Bitcoin Acts Less Like Digital Gold and More Like a Risky Stock
Wall Street is all about diversification when promoting crypto. Bitcoin’s embarrassing problem is that it can get caught up in the selloff when markets are down.
Bitcoin fell as high as 11% Monday, as stock markets panicked in the wake a possible default by China Evergrande Group. Correlation analysis has shown that Bitcoin and U.S stocks are moving in lockstep with the link between them at their strongest point in a year.
One reason is that Bitcoin is still a volatile investment. Investors start to de-risk their portfolios by dumping it.
Vijay Ayyar is the head of Asia Pacific at crypto exchange Luno in Singapore. He said that Bitcoin and stocks are closer linked because of the current news environment. He said that there is a little uncertainty in the markets due to the Fed taper talks and meeting.

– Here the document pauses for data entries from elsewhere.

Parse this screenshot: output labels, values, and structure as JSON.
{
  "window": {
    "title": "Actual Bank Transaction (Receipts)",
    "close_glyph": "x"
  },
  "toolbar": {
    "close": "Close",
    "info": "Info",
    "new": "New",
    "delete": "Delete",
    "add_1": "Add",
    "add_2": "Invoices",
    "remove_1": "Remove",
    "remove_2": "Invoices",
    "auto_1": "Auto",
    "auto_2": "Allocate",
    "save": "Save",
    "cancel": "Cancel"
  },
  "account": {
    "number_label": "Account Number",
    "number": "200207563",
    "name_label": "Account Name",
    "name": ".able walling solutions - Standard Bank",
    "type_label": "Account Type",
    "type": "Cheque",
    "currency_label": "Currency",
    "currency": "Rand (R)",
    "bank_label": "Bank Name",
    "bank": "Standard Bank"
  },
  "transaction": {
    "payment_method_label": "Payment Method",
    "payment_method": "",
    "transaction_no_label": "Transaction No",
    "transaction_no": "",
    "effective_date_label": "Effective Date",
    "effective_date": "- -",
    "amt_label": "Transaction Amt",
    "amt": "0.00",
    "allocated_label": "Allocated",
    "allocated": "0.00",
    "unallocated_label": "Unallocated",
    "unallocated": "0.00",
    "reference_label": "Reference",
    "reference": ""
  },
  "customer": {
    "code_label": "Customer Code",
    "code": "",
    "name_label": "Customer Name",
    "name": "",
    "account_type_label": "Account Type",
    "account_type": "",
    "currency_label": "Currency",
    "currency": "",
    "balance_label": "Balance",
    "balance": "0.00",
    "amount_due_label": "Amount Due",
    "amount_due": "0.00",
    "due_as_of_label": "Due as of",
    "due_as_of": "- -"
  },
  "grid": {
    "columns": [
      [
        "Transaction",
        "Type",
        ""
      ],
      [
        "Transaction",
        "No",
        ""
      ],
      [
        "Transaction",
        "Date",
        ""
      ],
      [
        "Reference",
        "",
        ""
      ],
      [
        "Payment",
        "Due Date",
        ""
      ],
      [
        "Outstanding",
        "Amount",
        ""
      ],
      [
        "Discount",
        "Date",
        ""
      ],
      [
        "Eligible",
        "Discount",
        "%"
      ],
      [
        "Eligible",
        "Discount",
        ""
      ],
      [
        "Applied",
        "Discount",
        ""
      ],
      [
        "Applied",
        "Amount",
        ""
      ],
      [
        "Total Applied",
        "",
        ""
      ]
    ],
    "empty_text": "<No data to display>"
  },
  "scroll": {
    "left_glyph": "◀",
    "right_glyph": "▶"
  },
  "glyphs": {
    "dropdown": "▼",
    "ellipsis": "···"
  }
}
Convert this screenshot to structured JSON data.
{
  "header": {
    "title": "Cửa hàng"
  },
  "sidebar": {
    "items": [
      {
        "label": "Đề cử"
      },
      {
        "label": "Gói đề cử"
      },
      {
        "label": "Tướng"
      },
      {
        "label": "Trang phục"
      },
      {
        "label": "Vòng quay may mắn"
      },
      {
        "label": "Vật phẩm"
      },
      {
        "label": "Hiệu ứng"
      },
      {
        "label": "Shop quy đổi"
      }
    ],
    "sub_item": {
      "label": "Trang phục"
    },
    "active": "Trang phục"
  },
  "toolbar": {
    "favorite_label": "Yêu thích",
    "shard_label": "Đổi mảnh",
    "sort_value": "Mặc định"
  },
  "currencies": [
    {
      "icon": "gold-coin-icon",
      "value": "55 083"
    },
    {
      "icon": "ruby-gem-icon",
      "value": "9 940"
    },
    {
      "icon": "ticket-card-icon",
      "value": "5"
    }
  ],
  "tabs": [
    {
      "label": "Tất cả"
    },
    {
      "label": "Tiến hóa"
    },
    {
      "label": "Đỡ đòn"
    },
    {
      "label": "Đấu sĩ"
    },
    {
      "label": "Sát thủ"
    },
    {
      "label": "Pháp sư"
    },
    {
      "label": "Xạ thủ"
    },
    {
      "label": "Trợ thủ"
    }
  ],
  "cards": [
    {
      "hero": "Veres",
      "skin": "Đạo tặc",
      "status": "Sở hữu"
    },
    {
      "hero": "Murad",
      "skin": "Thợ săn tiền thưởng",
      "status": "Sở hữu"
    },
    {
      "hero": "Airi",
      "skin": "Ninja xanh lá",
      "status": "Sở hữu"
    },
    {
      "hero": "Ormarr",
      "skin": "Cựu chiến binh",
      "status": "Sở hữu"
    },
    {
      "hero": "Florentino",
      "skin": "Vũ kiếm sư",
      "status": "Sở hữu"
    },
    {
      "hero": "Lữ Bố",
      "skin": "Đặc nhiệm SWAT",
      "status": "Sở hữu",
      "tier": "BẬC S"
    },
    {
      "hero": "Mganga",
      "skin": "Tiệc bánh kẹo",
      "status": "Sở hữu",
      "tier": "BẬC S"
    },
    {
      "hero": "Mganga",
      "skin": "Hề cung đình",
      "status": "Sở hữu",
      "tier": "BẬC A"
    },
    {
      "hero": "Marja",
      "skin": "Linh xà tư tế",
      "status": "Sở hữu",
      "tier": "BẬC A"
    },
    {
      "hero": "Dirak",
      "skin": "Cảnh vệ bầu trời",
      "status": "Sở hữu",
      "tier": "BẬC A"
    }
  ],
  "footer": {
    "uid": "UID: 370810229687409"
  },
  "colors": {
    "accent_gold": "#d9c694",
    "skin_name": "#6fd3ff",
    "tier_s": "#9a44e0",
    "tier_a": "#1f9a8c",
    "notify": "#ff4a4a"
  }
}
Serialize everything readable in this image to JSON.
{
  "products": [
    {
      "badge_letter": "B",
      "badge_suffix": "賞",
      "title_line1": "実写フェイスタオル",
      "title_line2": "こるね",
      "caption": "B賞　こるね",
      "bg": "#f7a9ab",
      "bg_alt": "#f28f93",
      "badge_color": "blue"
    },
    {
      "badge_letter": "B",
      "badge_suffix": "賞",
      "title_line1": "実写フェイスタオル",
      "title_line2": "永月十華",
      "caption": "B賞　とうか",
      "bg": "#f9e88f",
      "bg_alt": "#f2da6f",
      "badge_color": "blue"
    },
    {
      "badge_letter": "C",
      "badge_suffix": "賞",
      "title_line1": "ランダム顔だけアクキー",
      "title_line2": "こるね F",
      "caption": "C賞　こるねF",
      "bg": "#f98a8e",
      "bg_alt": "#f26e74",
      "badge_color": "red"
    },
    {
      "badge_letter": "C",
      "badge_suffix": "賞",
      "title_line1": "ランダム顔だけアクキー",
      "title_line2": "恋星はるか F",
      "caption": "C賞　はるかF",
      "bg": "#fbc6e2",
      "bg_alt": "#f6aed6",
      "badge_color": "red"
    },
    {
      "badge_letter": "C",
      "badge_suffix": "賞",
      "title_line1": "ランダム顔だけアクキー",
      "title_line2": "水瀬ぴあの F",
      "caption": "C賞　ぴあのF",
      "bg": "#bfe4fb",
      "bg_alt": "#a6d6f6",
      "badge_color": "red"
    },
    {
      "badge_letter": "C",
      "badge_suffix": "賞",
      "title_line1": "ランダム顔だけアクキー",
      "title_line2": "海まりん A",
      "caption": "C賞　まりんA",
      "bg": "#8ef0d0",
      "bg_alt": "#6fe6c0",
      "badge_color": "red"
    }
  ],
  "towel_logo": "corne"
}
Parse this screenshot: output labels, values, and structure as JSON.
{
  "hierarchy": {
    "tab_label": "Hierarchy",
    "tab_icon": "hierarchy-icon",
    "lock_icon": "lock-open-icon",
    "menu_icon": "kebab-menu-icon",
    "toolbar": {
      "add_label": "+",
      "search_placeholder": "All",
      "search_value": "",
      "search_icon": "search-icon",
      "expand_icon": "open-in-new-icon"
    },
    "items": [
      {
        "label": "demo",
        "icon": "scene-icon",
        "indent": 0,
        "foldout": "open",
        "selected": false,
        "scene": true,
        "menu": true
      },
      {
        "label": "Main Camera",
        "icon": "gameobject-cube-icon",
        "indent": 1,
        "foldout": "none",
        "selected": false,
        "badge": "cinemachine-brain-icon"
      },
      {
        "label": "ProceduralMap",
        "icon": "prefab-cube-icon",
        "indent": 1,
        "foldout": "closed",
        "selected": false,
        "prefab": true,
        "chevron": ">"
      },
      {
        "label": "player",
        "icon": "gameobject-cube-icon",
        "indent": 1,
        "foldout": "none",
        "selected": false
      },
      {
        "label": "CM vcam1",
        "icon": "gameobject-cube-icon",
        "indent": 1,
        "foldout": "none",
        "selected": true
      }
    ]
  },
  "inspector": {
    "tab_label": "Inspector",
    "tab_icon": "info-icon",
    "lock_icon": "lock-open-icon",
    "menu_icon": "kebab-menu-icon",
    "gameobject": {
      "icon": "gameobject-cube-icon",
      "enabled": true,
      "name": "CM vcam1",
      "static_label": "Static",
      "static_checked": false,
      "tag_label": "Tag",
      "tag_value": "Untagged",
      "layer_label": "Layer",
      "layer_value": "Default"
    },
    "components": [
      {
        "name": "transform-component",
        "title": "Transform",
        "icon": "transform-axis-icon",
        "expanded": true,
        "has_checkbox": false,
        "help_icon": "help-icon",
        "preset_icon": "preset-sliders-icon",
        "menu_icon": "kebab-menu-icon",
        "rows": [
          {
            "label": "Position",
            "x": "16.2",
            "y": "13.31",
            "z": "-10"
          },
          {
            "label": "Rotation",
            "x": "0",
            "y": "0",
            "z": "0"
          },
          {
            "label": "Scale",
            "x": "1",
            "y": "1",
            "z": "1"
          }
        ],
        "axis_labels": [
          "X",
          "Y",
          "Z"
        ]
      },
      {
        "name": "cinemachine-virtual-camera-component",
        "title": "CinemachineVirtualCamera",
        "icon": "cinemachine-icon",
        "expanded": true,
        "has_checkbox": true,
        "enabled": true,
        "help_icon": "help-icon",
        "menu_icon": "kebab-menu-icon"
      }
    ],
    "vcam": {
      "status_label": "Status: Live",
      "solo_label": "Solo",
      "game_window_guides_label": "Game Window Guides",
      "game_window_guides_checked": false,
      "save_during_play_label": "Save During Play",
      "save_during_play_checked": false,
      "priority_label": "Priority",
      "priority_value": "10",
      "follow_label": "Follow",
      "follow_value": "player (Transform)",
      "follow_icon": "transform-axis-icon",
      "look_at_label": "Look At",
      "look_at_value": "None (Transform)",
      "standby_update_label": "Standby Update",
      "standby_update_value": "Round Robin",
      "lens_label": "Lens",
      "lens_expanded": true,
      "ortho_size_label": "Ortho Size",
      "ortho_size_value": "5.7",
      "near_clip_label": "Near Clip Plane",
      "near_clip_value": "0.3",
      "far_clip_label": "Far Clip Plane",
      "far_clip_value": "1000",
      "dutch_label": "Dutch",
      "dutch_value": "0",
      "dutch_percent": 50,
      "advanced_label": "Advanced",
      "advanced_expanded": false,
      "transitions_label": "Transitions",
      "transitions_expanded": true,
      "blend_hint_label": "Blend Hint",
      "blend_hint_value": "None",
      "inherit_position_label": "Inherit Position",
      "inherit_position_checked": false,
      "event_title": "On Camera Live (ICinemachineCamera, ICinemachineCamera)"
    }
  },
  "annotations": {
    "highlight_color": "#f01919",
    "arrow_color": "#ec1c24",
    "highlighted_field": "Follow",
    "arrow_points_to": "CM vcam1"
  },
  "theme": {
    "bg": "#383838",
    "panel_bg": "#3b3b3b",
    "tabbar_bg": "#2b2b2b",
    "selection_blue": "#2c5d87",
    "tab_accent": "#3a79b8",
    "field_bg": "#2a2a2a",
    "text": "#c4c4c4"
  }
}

Analysts have also stated that Bitcoin will likely mirror risk-on or risk-off moves, as professionals can access crypto via futures markets and exchange-traded funds. Bitcoin lost 6% in two days when the S&P 500 fell more than 2% over the course of July.
Academic research has confirmed that Bitcoin can be used to diversify portfolios. An study by the University of Bath showed that some exposure to cryptocurrency can have benefits for portfolio diversification.
Others argue that volatility is due to the asset’s newness. Bitcoin will gain widespread acceptance and eventually, more institutional cash. This will stabilize the prices and make it more like an alternative hedge.
The moves still speak to a long-running discussion about the investment rationale behind crypto. It is a risk asset, a safe haven, an inflation hedge or a symbol of speculative excess.
Despite all the market volatility, the view that Bitcoin could be another option to cash and gold still holds great sway. Ray Dalio , a billionaire, stated last week to CNBC, that he has some Bitcoin and said it’s worth considering other options to cash.